Marie respira el aire que la rodea. Los efluvios del champú de tilo que impregnaban su almohada han desaparecido, los de la varita de incienso que enciende todas las noches para disipar el hedor de tabaco se han evaporado. En su lugar, percibe un olor de chicle de fresa y un perfume de mala calidad. Vainilla y granadina.
El tacto está también muy presente en sus pesadillas. Esa impresión vertiginosa de que lo que se toca existe realmente. Saca un pie fuera de la cama y roza el suelo. La tarima de teca de su dormitorio ha desaparecido. En su lugar, nota la caricia rasposa de una moqueta barata.
La sensación, por fin, de su propio cuerpo. Esa impresión extraña de que ha rejuvenecido, de que tiene los muslos más delgados, las rodillas más huesudas, el vientre más redondo y los pechos más menudos. También de que su sexo es más estrecho y está todavía intacto.
Marie se pasa un dedo por el habón que tiene en la corva producido por la picadura de un mosquito. Hace una mueca al notar un suave calambre en la pantorrilla y un tirón en la nuca. Siente una necesidad imperiosa de ir al lavabo, unas ganas de levantarse reprimidas por el miedo. Un miedo atroz.
Ya está, su garganta se seca y se le hace un nudo en el estómago. La habitación no es la misma. Es más pequeña, más oscura, más fría. Una ligera corriente de aire agita unos estores de papel que golpean los cristales. Las redondeces de una taza de manzanilla se recortan sobre el halo rojo de un despertador de cuarzo. Oye el suave ruido de las burbujas del regulador de aire de un acuario y el zumbido de una mosca que choca contra las paredes.
Sobre una estantería, una hilera de muñecas de porcelana contemplan a Marie. Ella ve que sus párpados se levantan y sus ojos de cristal brillan en la oscuridad. Sus manitas se tienden hacia ella. Sus dientes acerados relucen entre sus labios de cera.

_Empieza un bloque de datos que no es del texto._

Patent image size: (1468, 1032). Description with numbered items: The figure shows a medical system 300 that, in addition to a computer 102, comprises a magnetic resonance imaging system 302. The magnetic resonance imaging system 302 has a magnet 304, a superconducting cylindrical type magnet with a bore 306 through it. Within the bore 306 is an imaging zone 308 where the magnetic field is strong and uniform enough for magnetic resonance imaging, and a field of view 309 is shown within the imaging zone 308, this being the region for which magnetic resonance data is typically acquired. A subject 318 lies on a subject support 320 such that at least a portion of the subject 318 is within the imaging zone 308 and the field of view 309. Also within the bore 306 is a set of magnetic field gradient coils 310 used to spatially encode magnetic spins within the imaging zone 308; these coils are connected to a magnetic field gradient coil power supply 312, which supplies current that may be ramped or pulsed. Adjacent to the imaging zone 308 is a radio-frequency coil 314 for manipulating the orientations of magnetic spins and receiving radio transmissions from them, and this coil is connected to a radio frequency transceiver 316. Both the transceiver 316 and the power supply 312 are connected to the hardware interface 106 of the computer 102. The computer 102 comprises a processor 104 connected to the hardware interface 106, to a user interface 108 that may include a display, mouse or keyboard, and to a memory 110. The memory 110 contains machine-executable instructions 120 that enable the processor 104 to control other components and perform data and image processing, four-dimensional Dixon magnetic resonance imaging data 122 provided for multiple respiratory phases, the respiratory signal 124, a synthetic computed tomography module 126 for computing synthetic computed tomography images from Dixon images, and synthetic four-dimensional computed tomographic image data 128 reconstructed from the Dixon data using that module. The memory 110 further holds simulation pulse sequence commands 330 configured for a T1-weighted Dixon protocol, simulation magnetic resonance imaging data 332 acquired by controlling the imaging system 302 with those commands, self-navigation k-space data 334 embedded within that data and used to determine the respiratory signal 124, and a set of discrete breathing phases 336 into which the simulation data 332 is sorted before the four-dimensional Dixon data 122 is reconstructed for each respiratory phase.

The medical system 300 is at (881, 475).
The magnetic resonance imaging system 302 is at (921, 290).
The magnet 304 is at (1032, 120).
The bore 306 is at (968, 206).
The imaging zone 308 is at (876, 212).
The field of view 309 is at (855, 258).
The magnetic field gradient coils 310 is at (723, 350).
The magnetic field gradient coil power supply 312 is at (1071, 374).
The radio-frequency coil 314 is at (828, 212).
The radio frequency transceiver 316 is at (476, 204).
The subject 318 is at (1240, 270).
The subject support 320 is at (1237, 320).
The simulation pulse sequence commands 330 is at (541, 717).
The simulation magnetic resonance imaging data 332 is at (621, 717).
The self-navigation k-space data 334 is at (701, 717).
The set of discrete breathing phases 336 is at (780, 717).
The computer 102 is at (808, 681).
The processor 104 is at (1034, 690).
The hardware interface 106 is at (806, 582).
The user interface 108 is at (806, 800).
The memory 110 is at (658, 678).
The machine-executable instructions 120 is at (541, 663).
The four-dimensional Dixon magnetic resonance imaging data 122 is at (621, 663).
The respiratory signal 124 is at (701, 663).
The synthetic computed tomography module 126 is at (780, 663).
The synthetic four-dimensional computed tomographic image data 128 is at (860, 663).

Rozamientos en el suelo. Un baúl de mimbre se entreabre y vomita decenas de arañas y de escorpiones, que caen en cascada de entre los peluches y avanzan hacia ella. Los dientes de Marie castañetean y se encoge hasta colocarse en posición fetal. Al pasarse las manos por el pelo, se queda paralizada: el suyo es corto; este es largo y abundante. Los pesados bucles olorosos se desprenden de su cuero cabelludo y se deslizan entre sus dedos para caer sobre la almohada. Las muñecas susurran en la oscuridad. Los escorpiones trepan por el edredón. De repente, Marie oye el ronroneo de un gato agazapado en las tinieblas. Un aliento de sardinas y detritos se expande por la habitación. La sangre se le hiela en las venas. Ese gato que ronca es Poppers, el gran siamés de Jessica Fletcher, una adolescente asesinada doce años atrás junto con toda su familia, la noche en que el señor Fletcher se volvió loco.